Geceleri uyuyamadığını anlıyordum, okulda sürekli zombi gibi dolaşır ve esnemekten kendini alamazdı. Gömlekleri, elleri hatta göz kapakları boya lekeleriyle dolu olurdu, fazla düşünmek ve çizmekten uyuyamadığını anlamak için dahi olmaya gerek yoktu.

"Kalksak iyi olacak." Dedi Gerard cebindeki telefona bakarken.

"Evet." Ayağa kalktım.

Ardından Gerard da kalktı ve üzerimizi sirkeledikten sonra yürümeye başladık.

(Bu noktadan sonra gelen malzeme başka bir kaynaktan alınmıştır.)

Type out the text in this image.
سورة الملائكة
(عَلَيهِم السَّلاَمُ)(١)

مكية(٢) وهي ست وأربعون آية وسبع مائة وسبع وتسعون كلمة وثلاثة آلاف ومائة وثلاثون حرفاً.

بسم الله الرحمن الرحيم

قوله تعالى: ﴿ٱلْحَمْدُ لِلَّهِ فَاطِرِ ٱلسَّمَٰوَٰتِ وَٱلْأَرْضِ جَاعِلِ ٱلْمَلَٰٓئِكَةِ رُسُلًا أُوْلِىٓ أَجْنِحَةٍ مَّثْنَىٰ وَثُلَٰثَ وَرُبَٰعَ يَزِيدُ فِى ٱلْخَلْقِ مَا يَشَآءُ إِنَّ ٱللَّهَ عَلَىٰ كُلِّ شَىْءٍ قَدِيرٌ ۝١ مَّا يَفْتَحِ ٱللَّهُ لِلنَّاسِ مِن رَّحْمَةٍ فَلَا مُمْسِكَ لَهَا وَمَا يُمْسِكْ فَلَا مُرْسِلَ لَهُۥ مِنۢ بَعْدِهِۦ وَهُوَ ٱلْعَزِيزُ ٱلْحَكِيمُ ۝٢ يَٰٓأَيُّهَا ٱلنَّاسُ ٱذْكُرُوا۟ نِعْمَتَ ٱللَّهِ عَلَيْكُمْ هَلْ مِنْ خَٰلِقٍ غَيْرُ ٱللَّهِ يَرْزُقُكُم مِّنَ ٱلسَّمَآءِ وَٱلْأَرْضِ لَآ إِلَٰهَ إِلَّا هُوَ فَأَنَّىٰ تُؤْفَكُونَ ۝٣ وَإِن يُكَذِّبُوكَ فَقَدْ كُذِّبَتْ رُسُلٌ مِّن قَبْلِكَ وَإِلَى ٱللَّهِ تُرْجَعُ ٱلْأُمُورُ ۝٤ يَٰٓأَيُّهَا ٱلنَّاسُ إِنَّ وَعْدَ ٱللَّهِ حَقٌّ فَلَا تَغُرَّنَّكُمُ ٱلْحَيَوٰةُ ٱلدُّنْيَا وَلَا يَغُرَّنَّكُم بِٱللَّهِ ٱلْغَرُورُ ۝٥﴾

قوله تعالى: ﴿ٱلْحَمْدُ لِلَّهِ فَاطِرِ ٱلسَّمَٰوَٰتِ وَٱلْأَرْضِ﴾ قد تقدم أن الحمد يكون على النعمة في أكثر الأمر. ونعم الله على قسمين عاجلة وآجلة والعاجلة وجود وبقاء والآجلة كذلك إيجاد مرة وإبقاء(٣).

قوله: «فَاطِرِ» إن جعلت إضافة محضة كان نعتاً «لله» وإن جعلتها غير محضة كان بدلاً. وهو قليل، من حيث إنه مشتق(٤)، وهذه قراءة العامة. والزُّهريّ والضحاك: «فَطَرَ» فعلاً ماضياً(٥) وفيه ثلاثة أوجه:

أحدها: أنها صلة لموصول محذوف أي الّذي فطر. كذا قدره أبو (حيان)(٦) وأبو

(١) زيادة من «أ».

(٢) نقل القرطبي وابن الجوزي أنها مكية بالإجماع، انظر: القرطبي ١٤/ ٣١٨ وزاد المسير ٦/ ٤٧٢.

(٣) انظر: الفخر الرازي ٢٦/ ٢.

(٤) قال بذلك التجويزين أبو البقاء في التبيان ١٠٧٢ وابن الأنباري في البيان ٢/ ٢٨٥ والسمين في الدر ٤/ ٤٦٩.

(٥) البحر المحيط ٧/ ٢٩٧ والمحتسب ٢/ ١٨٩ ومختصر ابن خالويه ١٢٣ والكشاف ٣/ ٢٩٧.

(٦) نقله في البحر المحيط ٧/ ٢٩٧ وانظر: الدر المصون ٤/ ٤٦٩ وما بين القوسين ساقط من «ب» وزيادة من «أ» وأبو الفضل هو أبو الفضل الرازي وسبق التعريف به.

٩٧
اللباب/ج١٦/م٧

"Hey, Frank. Dur." Dedi Gerard ve arkamda bir yere baktı. Hey, tahmin ettiğim yere mi bakıyordu yoksa...

Kalçama inen darbeyle sarsıldım. Aman tanrım, az önce Kalçama şaplak mı atmıştı o? Aman tanrım aman tanrım aman tanrım.

Ben tecavüze uğramış gibi bakışlar atarken Gerard gülmekten yerlere yatıyordu.

"Sadece biraz toprak kalmıştı." Dedi kahkahalarının ortasında.

"Oldukça hoşuna gitmiş gibi görünüyor." Dedim içimdeki gülme güdüsünü bastırmaya çalışırken. O böyle gülerken somurtmak imkansızdı.

"Ne kadar hoşuma gittiğini tahmin bile edemezsin." Bugün eve bir domates gibi döneceğim kesinleşmişti.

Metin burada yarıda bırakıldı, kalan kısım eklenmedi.